First of all, the term “content” is very media company-centric. Most people don’t think of themselves as consumers of “content.” They read magazines, watch TV, surf the web, and listen to music.
Next, how many Newsweek readers do you think know the difference between the many versions of RSS ? Maybe 3? I still haven’t bothered to understand the difference, and I actually publish a feed.
Newsweek’s own feeds are fairly easy to add, but beyond that users are sent packing to find the source URLs for feeds they want to add — user-friendliness grade: F+
Then we get to OPML. Web 2.0 geeks still just don’t get it. This from the Social Software Weblog:
One question I have after looking at the example account is wether readers are able to import and export their subscriptions by OPML. I don’t see that they are, and the way that Newsgator supports OPML is one of it’s best traits. Gotta have that.
What percentage of Newsweek readers do you think know what OPML is? Maybe 0.0001%?
Here’s what’s really “gotta have” — an easy way for AVERAGE PEOPLE (there I go again) to find what they want.
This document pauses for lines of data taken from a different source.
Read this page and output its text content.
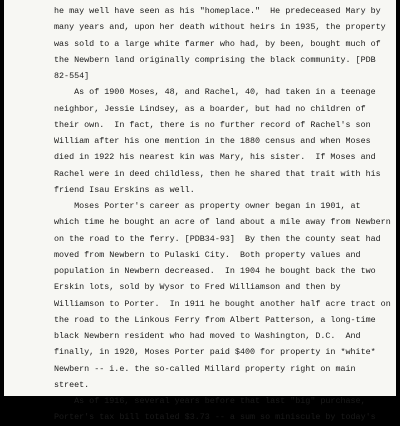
he may well have seen as his "homeplace."  He predeceased Mary by
many years and, upon her death without heirs in 1935, the property
was sold to a large white farmer who had, by been, bought much of
the Newbern land originally comprising the black community. [PDB
82-554]
As of 1900 Moses, 48, and Rachel, 40, had taken in a teenage
neighbor, Jessie Lindsey, as a boarder, but had no children of
their own.  In fact, there is no further record of Rachel's son
William after his one mention in the 1880 census and when Moses
died in 1922 his nearest kin was Mary, his sister.  If Moses and
Rachel were in deed childless, then he shared that trait with his
friend Isau Erskins as well.
Moses Porter's career as property owner began in 1901, at
which time he bought an acre of land about a mile away from Newbern
on the road to the ferry. [PDB34-93]  By then the county seat had
moved from Newbern to Pulaski City.  Both property values and
population in Newbern decreased.  In 1904 he bought back the two
Erskin lots, sold by Wysor to Fred Williamson and then by
Williamson to Porter.  In 1911 he bought another half acre tract on
the road to the Linkous Ferry from Albert Patterson, a long-time
black Newbern resident who had moved to Washington, D.C.  And
finally, in 1920, Moses Porter paid $400 for property in *white*
Newbern -- i.e. the so-called Millard property right on main
street.
As of 1916, several years before that last "big" purchase,
Porter's tax bill totaled $3.73 -- a sum so miniscule by today's
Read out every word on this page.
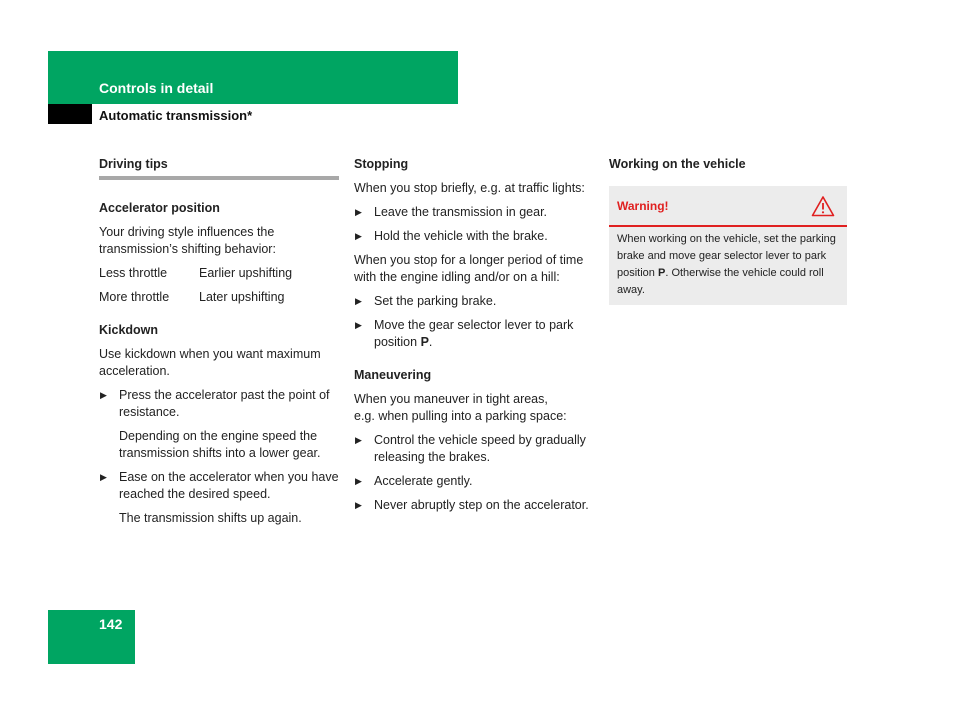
Controls in detail
Automatic transmission*
Driving tips

Accelerator position

Your driving style influences the transmission’s shifting behavior:

Less throttle	Earlier upshifting
More throttle	Later upshifting

Kickdown

Use kickdown when you want maximum acceleration.

▶ Press the accelerator past the point of resistance.
Depending on the engine speed the transmission shifts into a lower gear.
▶ Ease on the accelerator when you have reached the desired speed.
The transmission shifts up again.

Stopping

When you stop briefly, e.g. at traffic lights:

▶ Leave the transmission in gear.
▶ Hold the vehicle with the brake.

When you stop for a longer period of time with the engine idling and/or on a hill:

▶ Set the parking brake.
▶ Move the gear selector lever to park position P.

Maneuvering

When you maneuver in tight areas,
e.g. when pulling into a parking space:

▶ Control the vehicle speed by gradually releasing the brakes.
▶ Accelerate gently.
▶ Never abruptly step on the accelerator.

Working on the vehicle

Warning!
When working on the vehicle, set the parking brake and move gear selector lever to park position P. Otherwise the vehicle could roll away.
142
Which brings us to the inscrutable “Add/Manage Content” screen:
As already mentioned, adding Newsweek feeds is easy (point and click), while adding feeds via URL is hard (hunt and gather). The third option for adding feeds is the ill-named “Smart Feed Editor,” which is neither smart nor an editor. It apparently allows you to set up 2 (and ONLY 2) keyword-based feeds — I set up one for “health” and one for “stock market” (as suggested in the Ajax-powered help pop-up). When I check out the feeds, they were both blank.
Now this maybe a beta glitch, but if I were Newsweek, I’d be pretty unhappy with Newsgator.
Out of curiosity, I went to Newsgator and set up a “Smart Feed” for “health and wellness,” and these are the headlines I got:
Of course Newsgator’s own reader allows you to browse feeds by topic, which yields reasonably good results for the average person. But on Newsweek’s private-label version, you can only browse Newsweek’s feed.
I guess Newsweek didn’t want their readers to have THAT much choice. Oh, how 1.0. Or maybe Newsgator doesn’t allow the broad-based browsing feature in their private-label service — just as bad.
The lesson for Newsweek and other Old Media brands — beware geeks bearing gifts.
(To close on a positive note for RSS, I did come across this very user-friendly implementation on journalism.co.uk.)